M and A The Effect of Venture Capitals
Let’s confer with the effect of merger and acquisition on venture capitals in the high-tech markets. The uncertain nature of technological innovation and a potential misunderstanding of the complexities of high tech operations can lead to much speculation about the true worth of high tech firms. This valuation uncertainty is expected to heighten the information sensitivity of investors in high tech industries. Investors in industry-related firms are highly sensitive to merger announcements involving high-tech targets and that the industry responses are even stronger in takeovers with high information impact factors. Growth is important because companies create shareholder value through profitable growth. Yet there is powerful evidence that once a company’s core business has matured, the pursuit of new platforms for growth entails daunting risk. Roughly, one company in ten is able to sustain the kind of growth that translates into an above-average increase in shareholder returns over more than a few years. Too often, the very attempt to grow causes the entire corporation to crash. Even expanding firms face a variant of the growth imperative.

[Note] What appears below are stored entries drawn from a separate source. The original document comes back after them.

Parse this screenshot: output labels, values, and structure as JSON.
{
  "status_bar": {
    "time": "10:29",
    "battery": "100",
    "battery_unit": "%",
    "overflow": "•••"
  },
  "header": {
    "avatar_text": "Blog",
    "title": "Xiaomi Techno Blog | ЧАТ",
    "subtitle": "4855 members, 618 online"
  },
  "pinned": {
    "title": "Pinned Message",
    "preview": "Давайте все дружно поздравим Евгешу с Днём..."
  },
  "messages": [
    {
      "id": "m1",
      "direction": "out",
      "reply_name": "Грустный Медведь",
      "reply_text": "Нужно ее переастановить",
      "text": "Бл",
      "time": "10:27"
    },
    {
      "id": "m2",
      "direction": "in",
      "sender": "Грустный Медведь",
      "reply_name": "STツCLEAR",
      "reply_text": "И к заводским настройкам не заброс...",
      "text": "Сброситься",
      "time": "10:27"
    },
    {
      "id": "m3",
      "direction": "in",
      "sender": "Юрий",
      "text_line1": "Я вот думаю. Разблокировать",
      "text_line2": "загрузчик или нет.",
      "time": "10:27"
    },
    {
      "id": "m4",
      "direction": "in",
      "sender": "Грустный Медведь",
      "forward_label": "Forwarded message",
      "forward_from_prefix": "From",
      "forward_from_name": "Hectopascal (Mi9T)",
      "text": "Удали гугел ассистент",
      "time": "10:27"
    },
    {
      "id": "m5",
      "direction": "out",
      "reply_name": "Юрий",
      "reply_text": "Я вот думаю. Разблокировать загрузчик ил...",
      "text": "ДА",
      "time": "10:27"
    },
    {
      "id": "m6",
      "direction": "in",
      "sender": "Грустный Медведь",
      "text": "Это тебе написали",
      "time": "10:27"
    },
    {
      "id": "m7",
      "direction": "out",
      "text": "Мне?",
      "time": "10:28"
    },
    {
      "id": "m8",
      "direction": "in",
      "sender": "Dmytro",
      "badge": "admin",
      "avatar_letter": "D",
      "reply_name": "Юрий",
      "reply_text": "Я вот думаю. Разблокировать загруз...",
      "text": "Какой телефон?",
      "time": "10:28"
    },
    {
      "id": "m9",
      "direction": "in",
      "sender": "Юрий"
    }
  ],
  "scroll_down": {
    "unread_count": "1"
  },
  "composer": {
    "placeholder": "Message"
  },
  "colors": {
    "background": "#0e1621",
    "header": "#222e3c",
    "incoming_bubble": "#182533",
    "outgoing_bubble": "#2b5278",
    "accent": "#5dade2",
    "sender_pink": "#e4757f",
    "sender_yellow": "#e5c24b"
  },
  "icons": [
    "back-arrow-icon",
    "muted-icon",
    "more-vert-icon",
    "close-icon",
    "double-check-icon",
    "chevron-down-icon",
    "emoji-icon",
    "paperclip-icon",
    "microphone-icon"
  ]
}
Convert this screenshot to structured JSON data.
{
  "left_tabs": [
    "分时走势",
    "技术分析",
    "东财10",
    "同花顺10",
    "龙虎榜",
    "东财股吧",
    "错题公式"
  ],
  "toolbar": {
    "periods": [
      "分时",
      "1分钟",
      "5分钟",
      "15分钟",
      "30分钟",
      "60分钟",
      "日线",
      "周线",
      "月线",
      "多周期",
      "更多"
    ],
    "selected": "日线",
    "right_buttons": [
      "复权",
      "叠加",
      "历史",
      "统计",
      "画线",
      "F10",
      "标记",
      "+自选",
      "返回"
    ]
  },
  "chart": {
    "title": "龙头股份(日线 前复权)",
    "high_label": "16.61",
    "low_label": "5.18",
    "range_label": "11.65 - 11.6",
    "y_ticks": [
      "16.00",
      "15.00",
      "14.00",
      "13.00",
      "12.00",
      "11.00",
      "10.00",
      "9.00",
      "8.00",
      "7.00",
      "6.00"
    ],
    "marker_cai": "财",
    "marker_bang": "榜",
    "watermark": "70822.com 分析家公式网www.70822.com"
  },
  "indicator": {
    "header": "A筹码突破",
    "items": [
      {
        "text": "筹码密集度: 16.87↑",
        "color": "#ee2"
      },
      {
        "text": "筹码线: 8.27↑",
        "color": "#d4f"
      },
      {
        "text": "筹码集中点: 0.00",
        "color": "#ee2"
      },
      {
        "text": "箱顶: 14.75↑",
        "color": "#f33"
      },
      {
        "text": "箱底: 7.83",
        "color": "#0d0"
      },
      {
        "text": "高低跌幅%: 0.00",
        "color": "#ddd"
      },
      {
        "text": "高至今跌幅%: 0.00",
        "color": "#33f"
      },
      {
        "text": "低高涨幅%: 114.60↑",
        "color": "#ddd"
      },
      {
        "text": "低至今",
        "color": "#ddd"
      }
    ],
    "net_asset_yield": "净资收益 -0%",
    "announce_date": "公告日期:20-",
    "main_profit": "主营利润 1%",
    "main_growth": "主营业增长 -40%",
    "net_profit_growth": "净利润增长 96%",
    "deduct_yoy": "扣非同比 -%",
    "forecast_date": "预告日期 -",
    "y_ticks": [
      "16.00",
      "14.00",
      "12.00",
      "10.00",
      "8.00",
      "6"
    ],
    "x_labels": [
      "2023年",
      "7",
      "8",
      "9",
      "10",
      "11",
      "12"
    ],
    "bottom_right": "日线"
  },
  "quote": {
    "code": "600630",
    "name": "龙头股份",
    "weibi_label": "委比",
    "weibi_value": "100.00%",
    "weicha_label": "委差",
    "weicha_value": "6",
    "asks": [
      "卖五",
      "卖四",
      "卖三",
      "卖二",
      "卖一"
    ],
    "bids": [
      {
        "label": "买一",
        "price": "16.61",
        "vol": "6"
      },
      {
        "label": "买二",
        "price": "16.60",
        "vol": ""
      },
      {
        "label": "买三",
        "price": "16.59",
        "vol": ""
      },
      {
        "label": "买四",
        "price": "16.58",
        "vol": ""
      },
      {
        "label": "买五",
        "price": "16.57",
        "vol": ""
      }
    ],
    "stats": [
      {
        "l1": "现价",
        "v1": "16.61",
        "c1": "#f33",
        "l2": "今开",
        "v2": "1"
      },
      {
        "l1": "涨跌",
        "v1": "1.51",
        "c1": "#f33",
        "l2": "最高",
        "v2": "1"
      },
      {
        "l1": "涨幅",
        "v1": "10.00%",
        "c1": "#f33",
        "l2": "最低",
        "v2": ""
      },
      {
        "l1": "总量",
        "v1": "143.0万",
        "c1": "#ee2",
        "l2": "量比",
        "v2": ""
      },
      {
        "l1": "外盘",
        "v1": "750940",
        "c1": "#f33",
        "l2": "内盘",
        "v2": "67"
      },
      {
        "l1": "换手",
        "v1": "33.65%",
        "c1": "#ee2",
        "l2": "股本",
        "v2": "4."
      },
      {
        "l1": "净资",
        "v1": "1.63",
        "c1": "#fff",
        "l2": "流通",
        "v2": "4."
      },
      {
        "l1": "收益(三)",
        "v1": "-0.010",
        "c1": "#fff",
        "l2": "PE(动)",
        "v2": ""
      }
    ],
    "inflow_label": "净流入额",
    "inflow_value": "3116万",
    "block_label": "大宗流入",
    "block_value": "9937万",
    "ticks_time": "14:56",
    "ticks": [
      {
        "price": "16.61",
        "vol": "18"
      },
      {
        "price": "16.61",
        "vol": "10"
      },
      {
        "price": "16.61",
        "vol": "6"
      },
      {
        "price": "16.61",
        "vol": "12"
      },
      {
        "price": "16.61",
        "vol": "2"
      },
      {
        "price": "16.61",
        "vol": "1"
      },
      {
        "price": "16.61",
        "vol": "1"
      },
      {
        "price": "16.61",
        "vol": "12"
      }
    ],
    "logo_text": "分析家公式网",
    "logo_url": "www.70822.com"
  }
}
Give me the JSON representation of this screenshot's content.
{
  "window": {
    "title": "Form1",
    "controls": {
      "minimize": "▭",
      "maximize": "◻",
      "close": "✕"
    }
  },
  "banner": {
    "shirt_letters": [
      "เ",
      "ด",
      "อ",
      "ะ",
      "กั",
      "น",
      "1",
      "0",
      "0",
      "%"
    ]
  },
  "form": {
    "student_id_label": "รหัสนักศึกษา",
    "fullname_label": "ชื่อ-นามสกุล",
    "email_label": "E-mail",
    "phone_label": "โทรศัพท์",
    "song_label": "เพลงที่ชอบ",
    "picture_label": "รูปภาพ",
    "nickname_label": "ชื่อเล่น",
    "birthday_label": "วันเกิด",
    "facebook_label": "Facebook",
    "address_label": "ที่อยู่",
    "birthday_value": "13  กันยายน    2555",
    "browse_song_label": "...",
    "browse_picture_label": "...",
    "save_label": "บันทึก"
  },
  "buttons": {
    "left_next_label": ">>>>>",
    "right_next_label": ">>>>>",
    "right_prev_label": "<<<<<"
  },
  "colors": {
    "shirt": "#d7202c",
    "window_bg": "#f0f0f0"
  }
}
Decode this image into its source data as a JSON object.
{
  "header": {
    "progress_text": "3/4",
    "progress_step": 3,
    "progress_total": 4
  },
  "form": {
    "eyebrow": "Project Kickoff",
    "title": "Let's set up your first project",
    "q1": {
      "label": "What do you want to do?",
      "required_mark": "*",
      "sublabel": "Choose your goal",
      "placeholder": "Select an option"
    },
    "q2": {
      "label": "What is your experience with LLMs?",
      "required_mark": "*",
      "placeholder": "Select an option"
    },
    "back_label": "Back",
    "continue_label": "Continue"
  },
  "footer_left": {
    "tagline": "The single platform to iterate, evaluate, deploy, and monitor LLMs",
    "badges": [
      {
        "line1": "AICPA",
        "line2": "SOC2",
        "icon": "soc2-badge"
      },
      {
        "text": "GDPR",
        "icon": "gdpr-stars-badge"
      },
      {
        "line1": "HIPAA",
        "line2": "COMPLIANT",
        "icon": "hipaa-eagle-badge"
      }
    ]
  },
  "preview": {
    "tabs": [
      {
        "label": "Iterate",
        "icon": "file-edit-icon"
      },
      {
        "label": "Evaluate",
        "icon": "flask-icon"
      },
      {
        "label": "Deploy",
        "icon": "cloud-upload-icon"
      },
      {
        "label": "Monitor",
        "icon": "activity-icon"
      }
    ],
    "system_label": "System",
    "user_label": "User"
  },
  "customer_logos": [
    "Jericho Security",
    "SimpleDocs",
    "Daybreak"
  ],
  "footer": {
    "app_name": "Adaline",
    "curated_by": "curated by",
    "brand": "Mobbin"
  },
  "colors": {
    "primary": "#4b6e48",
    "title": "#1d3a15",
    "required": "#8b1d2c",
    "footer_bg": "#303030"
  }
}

No matter how fast the growth treadmill is going, it is not fast enough. The reason: Investors have an annoying tendency to discount into the present value of a company’s stock price whatever rate of growth they foresee the company achieving. Thus, even if a company’s core business is growing vigorously, the only way its managers can deliver a rate of return to shareholders in the future that exceeds the risk-adjusted market average is to grow faster than shareholders expect. Changes in stock prices are driven not by simply the direction of growth, but largely by unexpected changes in the rate of change in a company’s earnings and cash flows. A company must deliver the rate of growth that the market is projecting just to keep its stock price from falling. It must exceed the consensus forecast rate of growth in order to boost its share price. This is a heavy, omnipresent burden on every executive who is sensitive to enhancing shareholder value. In most cases companies fall in a trap by following this behavior and strategy without considering the other parameters related to merger and acquisition.
A relative case is AT&T. In the space of a little over ten years, AT&T had wasted about $50 billion and destroyed even more in shareholder value, all in the hope of creating shareholder value through growth. The first AT&T attempt arose from a widely shared view that computer systems and telephone networks were going to converge. In 1991, AT&T acquires NCR, at the time the world’s fifth-largest computer maker, for $7.4 billion. AT&T lost another $2 billion trying to make the acquisition work. AT&T finally abandoned this growth vision in 1996, selling NCR for $3.4 billion. In 1994, the company bought McCaw Cellular, at the time the largest national wireless carrier in the United States, for $11.6 billion, eventually spending $15 billion in total on its own wireless business. When Wall Street analysts subsequently complained that they were unable to properly value the combined higher-growth wireless business within the lower-growth wireline company, AT&T decided to create a separately traded stock for the wireless business in 2000. This valued the business at $10.6 billion, about two-thirds of the investment AT&T had made in the venture. In 1998, it embarked upon a strategy to enter and reinvent the local telephony business with broadband technology. Acquiring TCI and MediaOne for a combined price of $112 billion made AT&T Broadband the largest cable operator in the United States. Then, more quickly than anyone could have foreseen, the difficulties in implementation and integration proved insurmountable. In 2000, AT&T agreed to sell its cable assets to Comcast for $72 billion.

We could cite many cases of companies’ similar attempts to create new-growth platforms after the core business had matured. They follow an all-too-similar pattern. When the core business approaches maturity and investors demand new growth, executives develop seemingly sensible strategies to generate it. Merger and acquisition has many benefits but the most important is wise evaluation for the decision and the clear strategy and motive behind such attempt. Going through the process just and only for the sake of growth cause failure in many cases, other parameters as increasing competency, fostering innovation capabilities, capitalizing on market share and increasing efficiency and decreasing costs must be included among other to increase the success probability of mergers and acquisitions.